Le cadre conceptuel est l’ensemble des connaissances et théories qui ont un rapport quelconque avec le sujet de la recherche. Le cadre conceptuel donne à la revue de littérature toute son importance et la nécessité de la conduire avec méthode, astuce et ténacité. Il ne s’agit pas de faire une compilation de tous les textes lus, mais de faire émerger, en les regroupant, les concepts et théories qui vont étayer le cadre conceptuel. Pour ce faire, le chercheur ou la chercheuse, au regard des écrits recensés sur le sujet, est amené-e à se poser des questions : ai-je acquis des connaissances qui orientent différemment la recherche? Ai-je bien apporté un éclairage sur tous les aspects de la recherche? Pour trouver des éléments de réponse, il faut analyser sa documentation, faire des liens et des regroupements, mettre en évidence les contradictions, les courants de pensées, d’idées opposées, procéder à une critique des textes. Ce temps d’analyse sert également à retenir les citations d’auteurs et d’autrices qui renforcent les idées que le chercheur ou la chercheuse soutient.
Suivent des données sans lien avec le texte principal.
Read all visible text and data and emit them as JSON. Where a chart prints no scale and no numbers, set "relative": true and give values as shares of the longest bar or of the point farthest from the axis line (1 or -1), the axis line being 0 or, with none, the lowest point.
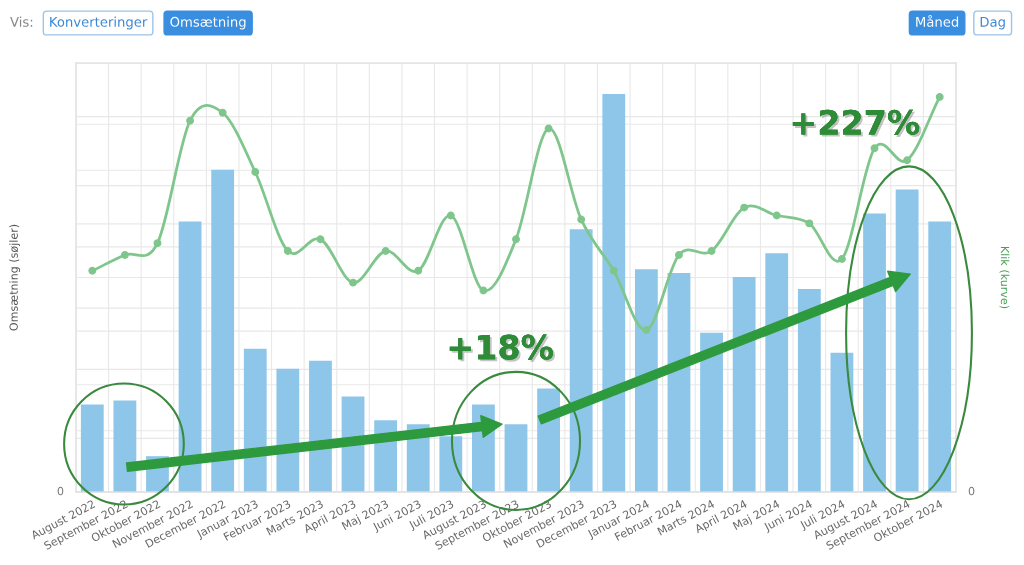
{
  "chart_data": [
    {
      "type": "other",
      "annotations": [
        "Vis:",
        "Konverteringer",
        "Omsætning",
        "Måned",
        "Dag"
      ]
    },
    {
      "type": "bar",
      "relative": true,
      "categories": [
        "August 2022",
        "September 2022",
        "Oktober 2022",
        "November 2022",
        "December 2022",
        "Januar 2023",
        "Februar 2023",
        "Marts 2023",
        "April 2023",
        "Maj 2023",
        "Juni 2023",
        "Juli 2023",
        "August 2023",
        "September 2023",
        "Oktober 2023",
        "November 2023",
        "December 2023",
        "Januar 2024",
        "Februar 2024",
        "Marts 2024",
        "April 2024",
        "Maj 2024",
        "Juni 2024",
        "Juli 2024",
        "August 2024",
        "September 2024",
        "Oktober 2024"
      ],
      "series": [
        {
          "color": "#8ec6ea",
          "values": [
            0.22,
            0.23,
            0.09,
            0.68,
            0.81,
            0.36,
            0.31,
            0.33,
            0.24,
            0.18,
            0.17,
            0.14,
            0.22,
            0.17,
            0.26,
            0.66,
            1,
            0.56,
            0.55,
            0.4,
            0.54,
            0.6,
            0.51,
            0.35,
            0.7,
            0.76,
            0.68
          ]
        },
        {
          "type": "line",
          "axis": "y2",
          "color": "#7fc68c",
          "marker": "circle",
          "line_style": "solid",
          "values": [
            0.56,
            0.6,
            0.63,
            0.94,
            0.96,
            0.81,
            0.61,
            0.64,
            0.53,
            0.61,
            0.56,
            0.7,
            0.51,
            0.64,
            0.92,
            0.69,
            0.56,
            0.41,
            0.6,
            0.61,
            0.72,
            0.7,
            0.68,
            0.59,
            0.87,
            0.84,
            1
          ]
        }
      ],
      "ylabel": "Omsætning (søjler)",
      "y2label": "Klik (kurve)",
      "grid": true,
      "annotations": [
        "0",
        "0",
        "+18%",
        "+227%"
      ]
    }
  ]
}
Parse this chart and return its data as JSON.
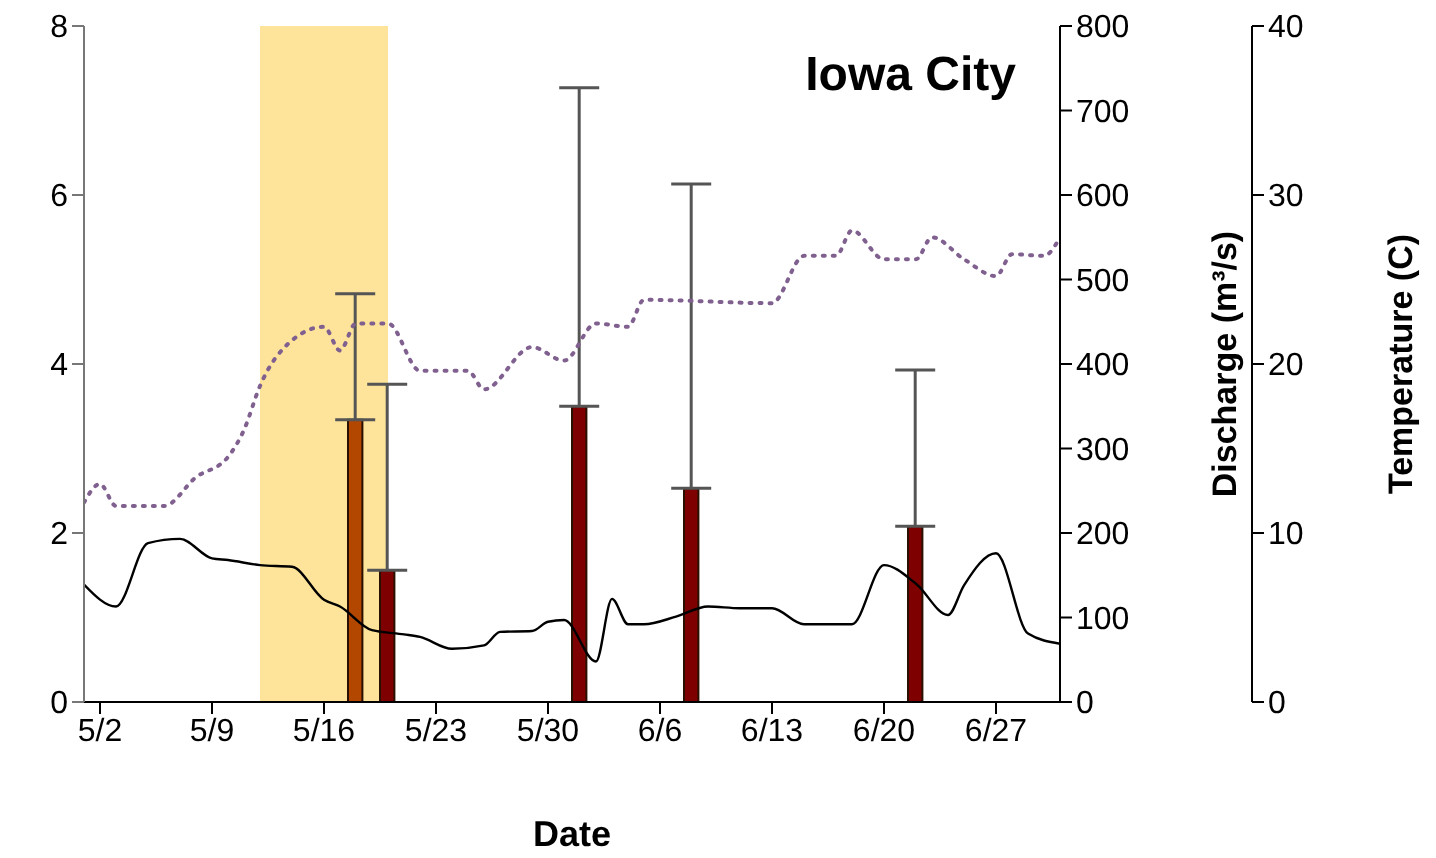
{
  "chart_data": {
    "type": "bar",
    "title": "Iowa City",
    "xlabel": "Date",
    "y2label": "Discharge (m³/s)",
    "y3label": "Temperature (C)",
    "xlim": [
      "--05-01",
      "--07-01"
    ],
    "xticks": [
      {
        "value": "--05-02",
        "label": "5/2"
      },
      {
        "value": "--05-09",
        "label": "5/9"
      },
      {
        "value": "--05-16",
        "label": "5/16"
      },
      {
        "value": "--05-23",
        "label": "5/23"
      },
      {
        "value": "--05-30",
        "label": "5/30"
      },
      {
        "value": "--06-06",
        "label": "6/6"
      },
      {
        "value": "--06-13",
        "label": "6/13"
      },
      {
        "value": "--06-20",
        "label": "6/20"
      },
      {
        "value": "--06-27",
        "label": "6/27"
      }
    ],
    "ylim": [
      0,
      8
    ],
    "yticks": [
      0,
      2,
      4,
      6,
      8
    ],
    "y2lim": [
      0,
      800
    ],
    "y2ticks": [
      0,
      100,
      200,
      300,
      400,
      500,
      600,
      700,
      800
    ],
    "y3lim": [
      0,
      40
    ],
    "y3ticks": [
      0,
      10,
      20,
      30,
      40
    ],
    "bands": [
      {
        "axis": "x",
        "from": "--05-12",
        "to": "--05-20",
        "color": "#fde49a"
      }
    ],
    "series": [
      {
        "x": [
          "--05-18",
          "--05-20",
          "--06-01",
          "--06-08",
          "--06-22"
        ],
        "values": [
          3.34,
          1.56,
          3.5,
          2.53,
          2.08
        ],
        "colors": [
          "#b34700",
          "#7f0000",
          "#7f0000",
          "#7f0000",
          "#7f0000"
        ],
        "errors": [
          [
            3.34,
            4.83
          ],
          [
            1.56,
            3.76
          ],
          [
            3.5,
            7.27
          ],
          [
            2.53,
            6.13
          ],
          [
            2.08,
            3.93
          ]
        ]
      },
      {
        "type": "line",
        "axis": "y2",
        "color": "#000000",
        "line_style": "solid",
        "x": [
          "--05-01",
          "--05-03",
          "--05-05",
          "--05-07",
          "--05-09",
          "--05-10",
          "--05-12",
          "--05-14",
          "--05-16",
          "--05-17",
          "--05-19",
          "--05-21",
          "--05-22",
          "--05-24",
          "--05-26",
          "--05-27",
          "--05-29",
          "--05-30",
          "--05-31",
          "--06-02",
          "--06-03",
          "--06-04",
          "--06-05",
          "--06-07",
          "--06-09",
          "--06-11",
          "--06-13",
          "--06-15",
          "--06-18",
          "--06-20",
          "--06-22",
          "--06-24",
          "--06-25",
          "--06-27",
          "--06-29",
          "--07-01"
        ],
        "values": [
          139,
          113,
          188,
          193,
          170,
          168,
          162,
          160,
          121,
          113,
          85,
          80,
          77,
          63,
          67,
          83,
          84,
          95,
          97,
          48,
          122,
          92,
          92,
          101,
          113,
          111,
          111,
          92,
          92,
          162,
          140,
          103,
          138,
          176,
          81,
          69
        ]
      },
      {
        "type": "line",
        "axis": "y3",
        "color": "#80608f",
        "line_style": "dotted",
        "x": [
          "--05-01",
          "--05-02",
          "--05-03",
          "--05-06",
          "--05-08",
          "--05-10",
          "--05-11",
          "--05-12",
          "--05-14",
          "--05-16",
          "--05-17",
          "--05-18",
          "--05-20",
          "--05-22",
          "--05-25",
          "--05-26",
          "--05-29",
          "--05-31",
          "--06-02",
          "--06-04",
          "--06-05",
          "--06-13",
          "--06-15",
          "--06-17",
          "--06-18",
          "--06-20",
          "--06-22",
          "--06-23",
          "--06-25",
          "--06-27",
          "--06-28",
          "--06-30",
          "--07-01"
        ],
        "values": [
          11.8,
          12.9,
          11.6,
          11.6,
          13.3,
          14.5,
          16.1,
          18.7,
          21.4,
          22.2,
          20.8,
          22.4,
          22.4,
          19.6,
          19.6,
          18.5,
          21.0,
          20.2,
          22.4,
          22.2,
          23.8,
          23.6,
          26.4,
          26.4,
          27.9,
          26.2,
          26.2,
          27.5,
          26.2,
          25.2,
          26.5,
          26.4,
          27.5
        ]
      }
    ]
  }
}
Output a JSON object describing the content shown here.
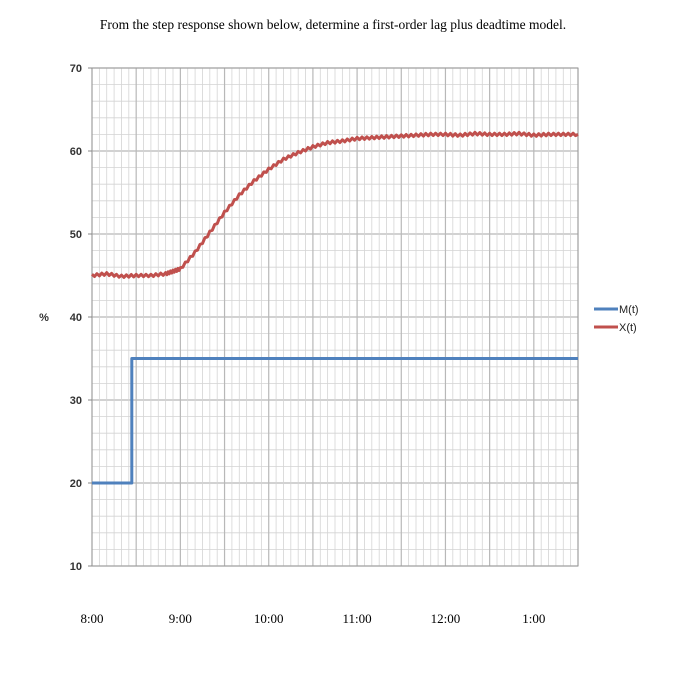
{
  "prompt": "From the step response shown below, determine a first-order lag plus deadtime model.",
  "chart_data": {
    "type": "line",
    "title": "",
    "xlabel": "",
    "ylabel": "%",
    "ylim": [
      10,
      70
    ],
    "y_ticks": [
      10,
      20,
      30,
      40,
      50,
      60,
      70
    ],
    "x_tick_labels": [
      "8:00",
      "9:00",
      "10:00",
      "11:00",
      "12:00",
      "1:00"
    ],
    "x_unit": "minutes after 8:00",
    "xlim": [
      0,
      330
    ],
    "grid": true,
    "legend": "right",
    "series": [
      {
        "name": "M(t)",
        "color": "#4f81bd",
        "x": [
          0,
          27,
          27,
          330
        ],
        "values": [
          20,
          20,
          35,
          35
        ]
      },
      {
        "name": "X(t)",
        "color": "#c0504d",
        "x": [
          0,
          10,
          20,
          30,
          40,
          50,
          55,
          60,
          70,
          80,
          90,
          100,
          110,
          120,
          130,
          140,
          150,
          160,
          170,
          180,
          190,
          200,
          210,
          220,
          230,
          240,
          250,
          260,
          270,
          280,
          290,
          300,
          310,
          320,
          330
        ],
        "values": [
          45,
          45.2,
          44.9,
          45,
          45,
          45.2,
          45.5,
          45.8,
          47.8,
          50.2,
          52.6,
          54.7,
          56.4,
          57.8,
          59,
          59.8,
          60.5,
          61,
          61.2,
          61.5,
          61.6,
          61.7,
          61.8,
          61.9,
          62,
          62,
          61.9,
          62.1,
          62,
          62,
          62.1,
          61.9,
          62,
          62,
          62
        ]
      }
    ]
  }
}
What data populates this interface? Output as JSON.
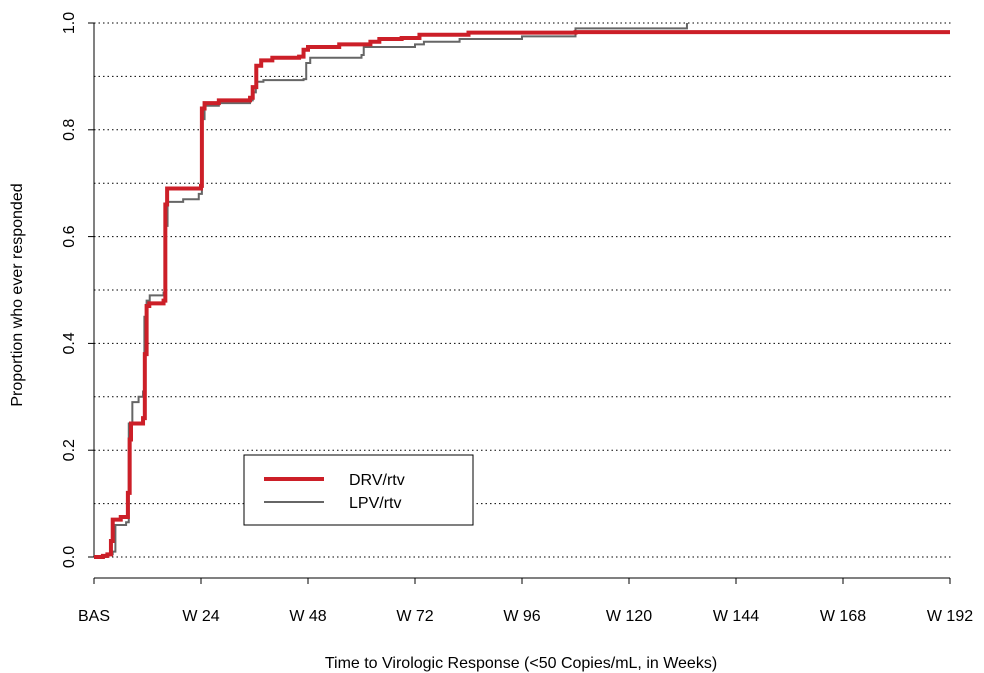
{
  "chart_data": {
    "type": "line",
    "xlabel": "Time to Virologic Response (<50 Copies/mL, in Weeks)",
    "ylabel": "Proportion who ever responded",
    "xlim": [
      0,
      192
    ],
    "ylim": [
      0,
      1
    ],
    "x_ticks": [
      {
        "value": 0,
        "label": "BAS"
      },
      {
        "value": 24,
        "label": "W 24"
      },
      {
        "value": 48,
        "label": "W 48"
      },
      {
        "value": 72,
        "label": "W 72"
      },
      {
        "value": 96,
        "label": "W 96"
      },
      {
        "value": 120,
        "label": "W 120"
      },
      {
        "value": 144,
        "label": "W 144"
      },
      {
        "value": 168,
        "label": "W 168"
      },
      {
        "value": 192,
        "label": "W 192"
      }
    ],
    "y_ticks": [
      {
        "value": 0.0,
        "label": "0.0"
      },
      {
        "value": 0.2,
        "label": "0.2"
      },
      {
        "value": 0.4,
        "label": "0.4"
      },
      {
        "value": 0.6,
        "label": "0.6"
      },
      {
        "value": 0.8,
        "label": "0.8"
      },
      {
        "value": 1.0,
        "label": "1.0"
      }
    ],
    "grid": {
      "horizontal": true,
      "style": "dotted",
      "levels": [
        0.0,
        0.1,
        0.2,
        0.3,
        0.4,
        0.5,
        0.6,
        0.7,
        0.8,
        0.9,
        1.0
      ]
    },
    "legend": {
      "position": "bottom-left",
      "entries": [
        "DRV/rtv",
        "LPV/rtv"
      ]
    },
    "series": [
      {
        "name": "DRV/rtv",
        "color": "#cc1f28",
        "step": true,
        "points": [
          [
            0,
            0.0
          ],
          [
            2,
            0.002
          ],
          [
            3,
            0.005
          ],
          [
            3.8,
            0.03
          ],
          [
            4.2,
            0.07
          ],
          [
            6,
            0.075
          ],
          [
            7.6,
            0.12
          ],
          [
            8.0,
            0.22
          ],
          [
            8.3,
            0.25
          ],
          [
            11,
            0.26
          ],
          [
            11.4,
            0.38
          ],
          [
            11.8,
            0.47
          ],
          [
            12.4,
            0.475
          ],
          [
            15.6,
            0.48
          ],
          [
            16.0,
            0.66
          ],
          [
            16.4,
            0.69
          ],
          [
            24,
            0.695
          ],
          [
            24.2,
            0.84
          ],
          [
            24.8,
            0.85
          ],
          [
            28,
            0.855
          ],
          [
            35,
            0.86
          ],
          [
            35.6,
            0.88
          ],
          [
            36.4,
            0.92
          ],
          [
            37.5,
            0.93
          ],
          [
            40,
            0.935
          ],
          [
            46,
            0.937
          ],
          [
            47,
            0.95
          ],
          [
            48,
            0.955
          ],
          [
            55,
            0.96
          ],
          [
            62,
            0.965
          ],
          [
            64,
            0.97
          ],
          [
            69,
            0.972
          ],
          [
            72,
            0.972
          ],
          [
            73,
            0.978
          ],
          [
            84,
            0.982
          ],
          [
            108,
            0.983
          ],
          [
            192,
            0.983
          ]
        ]
      },
      {
        "name": "LPV/rtv",
        "color": "#666666",
        "step": true,
        "points": [
          [
            0,
            0.0
          ],
          [
            3,
            0.005
          ],
          [
            4.2,
            0.01
          ],
          [
            4.8,
            0.06
          ],
          [
            7.2,
            0.065
          ],
          [
            7.8,
            0.25
          ],
          [
            8.6,
            0.29
          ],
          [
            10,
            0.3
          ],
          [
            11,
            0.31
          ],
          [
            11.3,
            0.45
          ],
          [
            11.8,
            0.48
          ],
          [
            12.5,
            0.49
          ],
          [
            15.6,
            0.495
          ],
          [
            16.0,
            0.62
          ],
          [
            16.5,
            0.665
          ],
          [
            20,
            0.67
          ],
          [
            23.5,
            0.68
          ],
          [
            24.2,
            0.82
          ],
          [
            24.8,
            0.845
          ],
          [
            28,
            0.85
          ],
          [
            35,
            0.855
          ],
          [
            35.6,
            0.87
          ],
          [
            36.3,
            0.89
          ],
          [
            38,
            0.893
          ],
          [
            47,
            0.895
          ],
          [
            47.6,
            0.925
          ],
          [
            48.5,
            0.935
          ],
          [
            52,
            0.935
          ],
          [
            60,
            0.94
          ],
          [
            60.5,
            0.955
          ],
          [
            72,
            0.96
          ],
          [
            74,
            0.965
          ],
          [
            82,
            0.97
          ],
          [
            96,
            0.975
          ],
          [
            108,
            0.99
          ],
          [
            133,
            1.0
          ]
        ]
      }
    ]
  }
}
Le cadre conceptuel est transversal au processus de la recherche dans la mesure où il intervient à toutes les étapes. D’abord, dans les premières étapes de la recherche, le cadre conceptuel oriente et enrichit la problématique. Il féconde les hypothèses pour leur donner toute l’envergure de leur signification en déterminant l’idée ou les idées directives, ce qui permet de les affiner, préciser, développer ou modifier. Il est également le lieu de l’articulation de sens contenu dans les variables. II ne procure pas d’explication aux phénomènes, mais il aide à leur compréhension en donnant accès à des références connues, lois ou théories déjà découvertes sur le sujet. De fait, dès le début de la recherche, le cadre conceptuel a une fonction d’organisation, dans le sens où il oriente la démarche de pensée et la logique des différentes étapes. Ensuite, au cours du travail, le chercheur ou la chercheuse teste la validité conceptuelle de sa recherche en faisant référence au cadre conceptuel qu’il a bâti. En effet, pour mettre en évidence un nouveau concept, une nouvelle connaissance, il ou elle doit analyser ses relations entretenues avec les lois, théories et phénomènes connus, car on ne fait progresser le savoir qu’en construisant, à partir de connaissances existantes, une démarche d’analyse adéquate. Enfin, dans les dernières étapes de la recherche, le cadre conceptuel est indispensable pour discuter les résultats obtenus. Plus le cadre conceptuel est adapté et complet, plus l’analyse est fine et subtile. Le cadre conceptuel ainsi construit permet d’affiner les questions de recherche desquelles émergent les objectifs de recherche.

Questions de recherche

En recherche qualitative, les questions de recherche prennent deux formes : une question de recherche centrale et des sous-questions de recherche connexes. La question centrale est un énoncé général de l’enjeu qui fait l’objet de l’étude de recherche. Elle est la question la plus large qui peut être posée dans le contexte des limites de l’étude, en ce qui a trait à l’enjeu faisant l’objet de la recherche. Voici quelques lignes directrices sur la façon de formuler des questions de recherche qualitative assez vastes (Peat, 2002; Creswell, 2003) :

  • Une équipe de recherche devrait poser une ou deux questions de recherche centrales suivies par au plus cinq à sept sous-questions qui reflètent le centre d’intérêt de l’étude de recherche.
  • La question centrale doit être rattachée à la méthode de recherche qualitative spécifique utilisée dans le cadre de l’étude.
  • Chaque question doit mettre l’accent sur un seul concept ou enjeu.
  • Il est conseillé d’utiliser des verbes d’exploration qui transmettent le langage de la conception de la recherche, ex. « chercher à comprendre », « décrire les expériences », « rendre compte de l’histoire ».
  • Il est également conseillé d’utiliser des questions ouvertes ou dites circonstancielles basées sur la méthodologie de recherche qualitative spécifique utilisée et formulées dans un langage non directif.
  • Les questions de recherche évoluent et changent au cours de l’étude d’une manière cohérente avec les hypothèses de la méthodologie de recherche qualitative spécifique. Il arrive souvent que dans les études de recherche qualitative, les questions de recherche fassent l’objet d’une révision et d’une reformulation continuelles.
  • La question de recherche devrait inclure de l’information qui apporte des précisions sur les participant-e-s et le site de recherche de l’étude.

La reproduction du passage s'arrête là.